Bezos ise medya üzerindeki etkisini “görünmez” bir güce dönüştürerek daha diplomatik bir yol izliyor. Bu iki yaklaşım, medya etiği ve topluma karşı sorumluluk üzerine önemli sorular ortaya koyuyor: Medya tarafını açıkça belli etmeli mi yoksa kamusal bir duruş mu sergilemeli?
***
Özellikle seçimlerde medya kuruluşlarının tercihlerinin toplumsal algıyı şekillendirdiğini, kamuoyuna yön verdiğini ve toplumsal tartışmaların çerçevesini belirlediğini biliyoruz.
Tam da bu nedenle Bezos’un ABD seçimlerinde aday desteklememe kararı eleştiriliyor. Bezos’un tarafsızlık ilkesi üzerine kurulu medya politikasını, Trump yönetimine yakınlaşma ya da politik bir manevra olarak değerlendirenler bunun “ilkesel” duruştan çok “stratejik” bir karar olduğunu düşünüyor.
Toplum, karmaşık ve çetrefilli bir dönemde medyanın rehberliğine ihtiyaç duyarken, böylesi güçlü bir gazetenin tarafsızlığı topluma karşı sorumluluk açısından eleştirilmekte. Elon Musk’ın medya üzerindeki ‘anında’ etkisi ise hayli güçlü.
Musk, medyayı yalnızca toplumu bilgilendirmek için değil, aynı zamanda kendi dünya görüşünü topluma yansıtmak için de kullanıyor.
Musk’ın medya organlarında ve sosyal medyada aldığı pozisyon, toplumsal dinamikleri doğrudan etkileyen, yönlendiren ve bazen kışkırtan, kitleleri belirli bir ideolojik yöne çekme çabası olarak değerlendiriliyor. Dolayısıyla, her iki iş insanının medya politikası, topluma karşı sorumluluğun ne kadarının yerine getirildiği ve medyanın halkı ne ölçüde bilgilendirdiği konularında düşündürücüdür.
***
Jeff Bezos ve Elon Musk gibi isimlerin medya üzerindeki etkilerini göz önüne aldığımızda, medya organlarının tarafsızlık ve sorumluluk dengesini sağlamak zorunluluğu bir kez daha belirginleşmektedir.

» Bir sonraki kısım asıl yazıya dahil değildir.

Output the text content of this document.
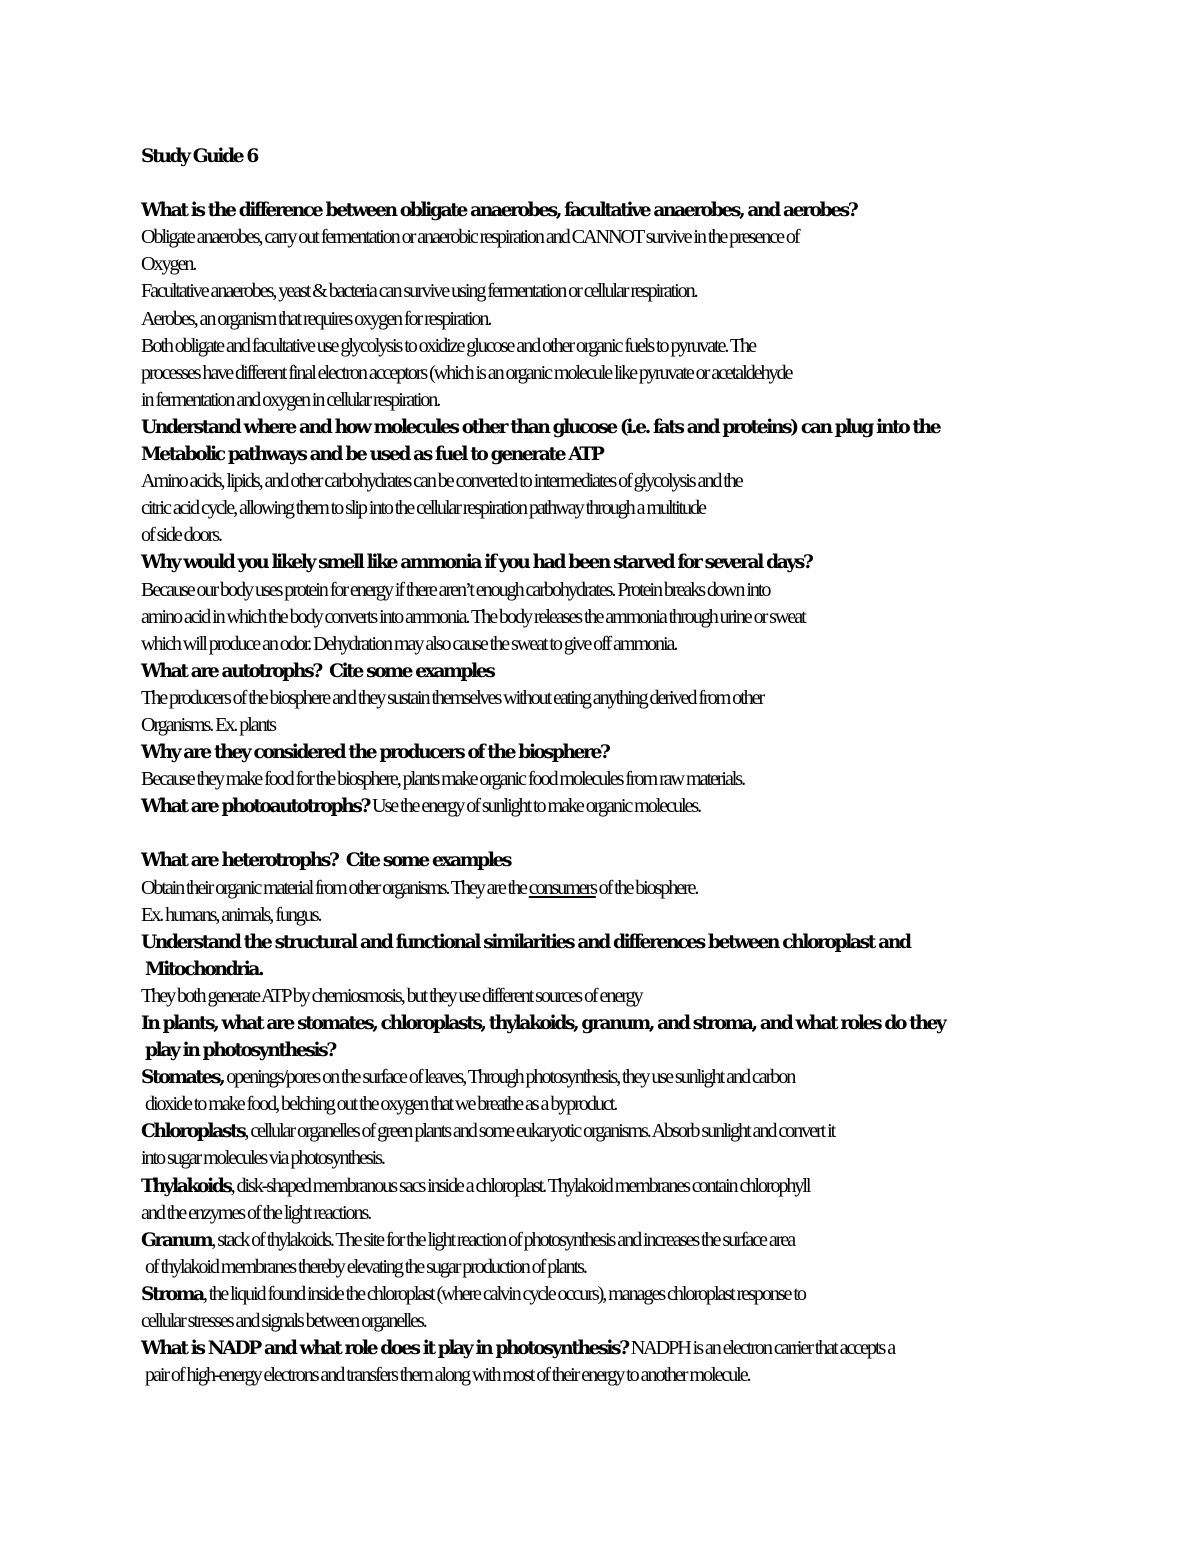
Study Guide 6
What is the difference between obligate anaerobes, facultative anaerobes, and aerobes?
Obligate anaerobes, carry out fermentation or anaerobic respiration and CANNOT survive in the presence of
Oxygen.
Facultative anaerobes, yeast & bacteria can survive using fermentation or cellular respiration.
Aerobes, an organism that requires oxygen for respiration.
Both obligate and facultative use glycolysis to oxidize glucose and other organic fuels to pyruvate. The
processes have different final electron acceptors (which is an organic molecule like pyruvate or acetaldehyde
in fermentation and oxygen in cellular respiration.
Understand where and how molecules other than glucose (i.e. fats and proteins) can plug into the
Metabolic pathways and be used as fuel to generate ATP
Amino acids, lipids, and other carbohydrates can be converted to intermediates of glycolysis and the
citric acid cycle, allowing them to slip into the cellular respiration pathway through a multitude
of side doors.
Why would you likely smell like ammonia if you had been starved for several days?
Because our body uses protein for energy if there aren’t enough carbohydrates. Protein breaks down into
amino acid in which the body converts into ammonia. The body releases the ammonia through urine or sweat
which will produce an odor. Dehydration may also cause the sweat to give off ammonia.
What are autotrophs?  Cite some examples
The producers of the biosphere and they sustain themselves without eating anything derived from other
Organisms. Ex. plants
Why are they considered the producers of the biosphere?
Because they make food for the biosphere, plants make organic food molecules from raw materials.
What are photoautotrophs? Use the energy of sunlight to make organic molecules.
What are heterotrophs?  Cite some examples
Obtain their organic material from other organisms. They are the consumers of the biosphere.
Ex. humans, animals, fungus.
Understand the structural and functional similarities and differences between chloroplast and
Mitochondria.
They both generate ATP by chemiosmosis, but they use different sources of energy
In plants, what are stomates, chloroplasts, thylakoids, granum, and stroma, and what roles do they
play in photosynthesis?
Stomates, openings/pores on the surface of leaves, Through photosynthesis, they use sunlight and carbon
dioxide to make food, belching out the oxygen that we breathe as a byproduct.
Chloroplasts, cellular organelles of green plants and some eukaryotic organisms. Absorb sunlight and convert it
into sugar molecules via photosynthesis.
Thylakoids, disk-shaped membranous sacs inside a chloroplast. Thylakoid membranes contain chlorophyll
and the enzymes of the light reactions.
Granum, stack of thylakoids. The site for the light reaction of photosynthesis and increases the surface area
of thylakoid membranes thereby elevating the sugar production of plants.
Stroma, the liquid found inside the chloroplast (where calvin cycle occurs), manages chloroplast response to
cellular stresses and signals between organelles.
What is NADP and what role does it play in photosynthesis? NADPH is an electron carrier that accepts a
pair of high-energy electrons and transfers them along with most of their energy to another molecule.
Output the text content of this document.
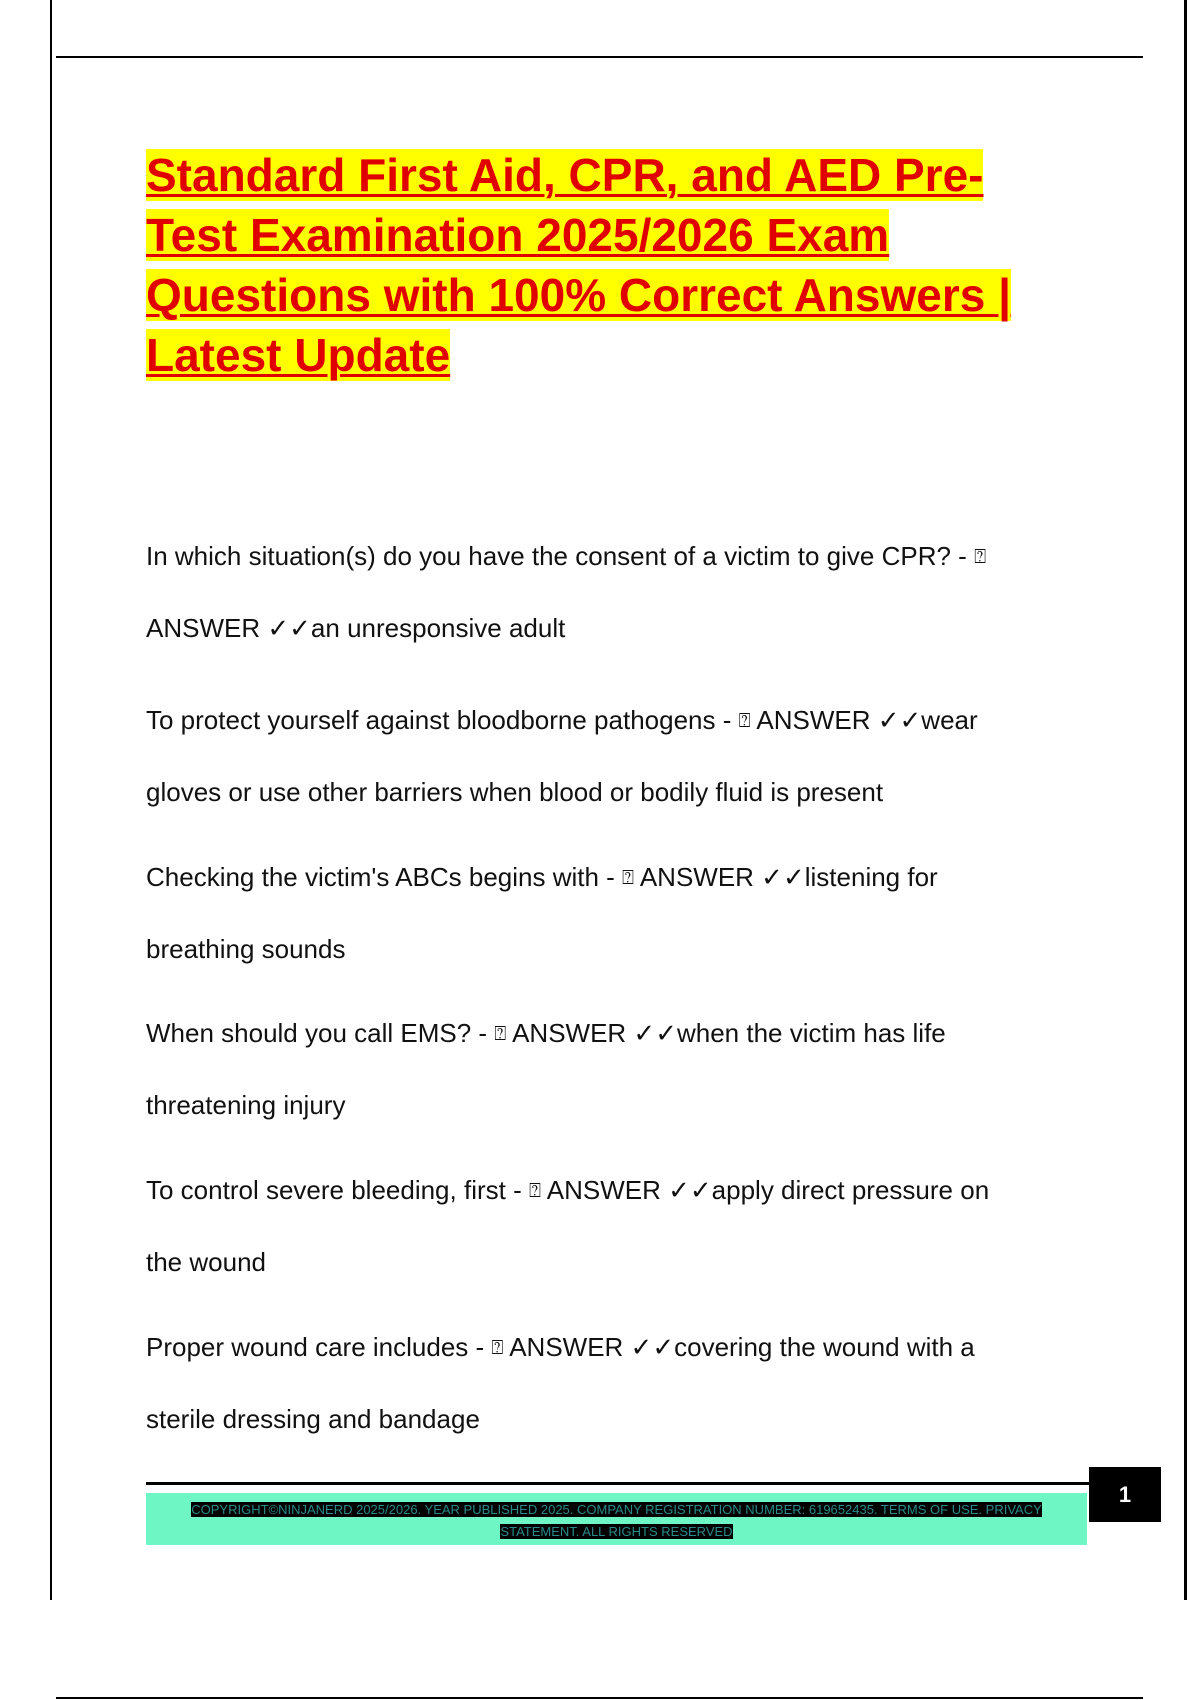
Standard First Aid, CPR, and AED Pre-
Test Examination 2025/2026 Exam
Questions with 100% Correct Answers |
Latest Update
In which situation(s) do you have the consent of a victim to give CPR? - ⍰
ANSWER ✓✓an unresponsive adult
To protect yourself against bloodborne pathogens - ⍰ ANSWER ✓✓wear
gloves or use other barriers when blood or bodily fluid is present
Checking the victim's ABCs begins with - ⍰ ANSWER ✓✓listening for
breathing sounds
When should you call EMS? - ⍰ ANSWER ✓✓when the victim has life
threatening injury
To control severe bleeding, first - ⍰ ANSWER ✓✓apply direct pressure on
the wound
Proper wound care includes - ⍰ ANSWER ✓✓covering the wound with a
sterile dressing and bandage
COPYRIGHT©NINJANERD 2025/2026. YEAR PUBLISHED 2025. COMPANY REGISTRATION NUMBER: 619652435. TERMS OF USE. PRIVACY
STATEMENT. ALL RIGHTS RESERVED
1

Medya ne aşırı bir tarafsızlık adı altında pasif kalmayı ne de manipülatif bir baskıyı gerektirir.
Musk ve Bezos örnekleri, yalnızca kişisel strateji ve vizyon farkı değil, aynı zamanda günümüz medyasının topluma ne tür bir bilgi aktaracağını da belirliyor.